LANSING, Mich., Oct 27, 2023 — An effort is underway at the Michigan House of Representatives to make it easier to bring justice to the wrongfully convicted. State Rep. Kara Hope (D-Holt) introduced House Bill 5271 this week to amend a state law on post-conviction DNA testing, by expanding the eligibility for an individual to get tested.
Since 2001, DNA testing technology has significantly advanced — for example, the testing now requires smaller amounts of material to obtain results. Hope’s legislation would update the law to better reflect current technological capabilities; allow more individuals to be eligible for post-conviction DNA testing; and would promote public safety by creating an avenue to find the actual perpetrator.
“Michigan enacted a post-conviction DNA testing law in 2001 to assist in identifying the factually innocent and ensuring that the true perpetrator is held accountable,” Hope said. “While this law assists defendants who have been wrongfully convicted by providing them with access to DNA testing, it is woefully outdated and in need of some common-sense fixes. That’s why I’m proud to have introduced HB 5271 to modernize and humanize the way we treat those who may have been, or indeed were, wrongfully accused.”

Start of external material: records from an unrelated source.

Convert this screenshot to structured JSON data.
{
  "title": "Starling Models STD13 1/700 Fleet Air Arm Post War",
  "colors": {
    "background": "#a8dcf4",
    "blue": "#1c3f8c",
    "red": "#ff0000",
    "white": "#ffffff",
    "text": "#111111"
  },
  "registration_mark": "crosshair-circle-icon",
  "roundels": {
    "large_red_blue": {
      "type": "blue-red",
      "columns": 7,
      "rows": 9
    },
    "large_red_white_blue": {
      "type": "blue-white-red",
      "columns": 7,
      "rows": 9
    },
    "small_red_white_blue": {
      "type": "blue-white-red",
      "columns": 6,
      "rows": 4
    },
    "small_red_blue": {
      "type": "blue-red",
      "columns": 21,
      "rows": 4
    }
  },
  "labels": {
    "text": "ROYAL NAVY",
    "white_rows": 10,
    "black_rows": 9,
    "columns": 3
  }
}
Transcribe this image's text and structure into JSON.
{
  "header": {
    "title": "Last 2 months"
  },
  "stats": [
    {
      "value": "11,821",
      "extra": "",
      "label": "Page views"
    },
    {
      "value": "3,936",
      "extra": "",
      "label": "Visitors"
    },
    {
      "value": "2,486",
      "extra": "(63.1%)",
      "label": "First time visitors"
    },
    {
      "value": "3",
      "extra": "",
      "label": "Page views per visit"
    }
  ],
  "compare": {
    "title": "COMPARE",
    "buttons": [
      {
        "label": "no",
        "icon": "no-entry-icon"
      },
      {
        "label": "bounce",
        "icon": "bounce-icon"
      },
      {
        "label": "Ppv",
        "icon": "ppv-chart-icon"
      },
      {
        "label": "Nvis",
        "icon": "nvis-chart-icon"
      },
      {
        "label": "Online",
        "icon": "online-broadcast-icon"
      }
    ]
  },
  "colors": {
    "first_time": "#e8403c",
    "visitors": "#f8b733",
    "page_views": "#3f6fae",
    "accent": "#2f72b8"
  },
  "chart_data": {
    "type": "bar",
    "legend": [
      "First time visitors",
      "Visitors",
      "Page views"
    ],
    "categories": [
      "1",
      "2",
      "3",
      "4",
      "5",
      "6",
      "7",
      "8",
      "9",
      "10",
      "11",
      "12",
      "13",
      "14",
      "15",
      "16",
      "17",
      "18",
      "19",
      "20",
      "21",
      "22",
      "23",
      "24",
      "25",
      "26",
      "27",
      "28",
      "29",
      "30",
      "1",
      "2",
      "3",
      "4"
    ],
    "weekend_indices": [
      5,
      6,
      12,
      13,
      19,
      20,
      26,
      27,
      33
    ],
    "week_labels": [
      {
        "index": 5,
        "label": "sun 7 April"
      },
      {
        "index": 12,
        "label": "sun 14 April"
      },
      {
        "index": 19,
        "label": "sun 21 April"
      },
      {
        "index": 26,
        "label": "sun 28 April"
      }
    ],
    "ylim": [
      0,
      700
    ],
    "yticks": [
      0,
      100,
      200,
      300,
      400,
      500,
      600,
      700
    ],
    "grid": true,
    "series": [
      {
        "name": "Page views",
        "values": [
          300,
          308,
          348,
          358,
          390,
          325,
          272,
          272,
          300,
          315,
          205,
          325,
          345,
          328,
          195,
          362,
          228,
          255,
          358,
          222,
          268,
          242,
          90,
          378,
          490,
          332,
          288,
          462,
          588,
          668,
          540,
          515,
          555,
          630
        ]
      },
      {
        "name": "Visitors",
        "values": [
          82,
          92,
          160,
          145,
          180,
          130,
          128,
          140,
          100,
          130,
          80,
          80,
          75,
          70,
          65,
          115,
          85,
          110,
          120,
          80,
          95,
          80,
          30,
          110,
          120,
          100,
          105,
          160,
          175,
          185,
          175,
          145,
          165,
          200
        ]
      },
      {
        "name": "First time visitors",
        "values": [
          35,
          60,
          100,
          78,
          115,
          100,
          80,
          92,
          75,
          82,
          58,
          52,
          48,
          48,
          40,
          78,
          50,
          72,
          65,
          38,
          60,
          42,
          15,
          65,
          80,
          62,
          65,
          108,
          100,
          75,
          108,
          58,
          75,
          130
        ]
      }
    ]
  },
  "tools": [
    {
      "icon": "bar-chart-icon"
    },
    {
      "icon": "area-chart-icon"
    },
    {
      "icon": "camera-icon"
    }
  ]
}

Hope is working on this legislation with Cooley Law School’s Innocence Project, where she interned as a law student. The Innocence Project is the only post-conviction DNA innocence organization in the state that works to exonerate the innocent.
“Using DNA testing as a tool to exonerate the innocent and identify the actual perpetrator is critical to keeping our communities safe,” said Marla Mitchell-Cichon, counsel to the Cooley Law School Innocence Project. “The advancements in DNA technology require us to expand the availability of post-conviction DNA testing in Michigan. And these amendments will ensure that Michigan is prepared for future advancements.”
HB 5271 would amend Michigan’s Code of Criminal Procedure to:
- Remove the requirement that an individual must be incarcerated to obtain post-conviction DNA testing.
- Allow access to post-conviction DNA testing in guilty plea cases.
- Reduce restrictions on the availability of testing.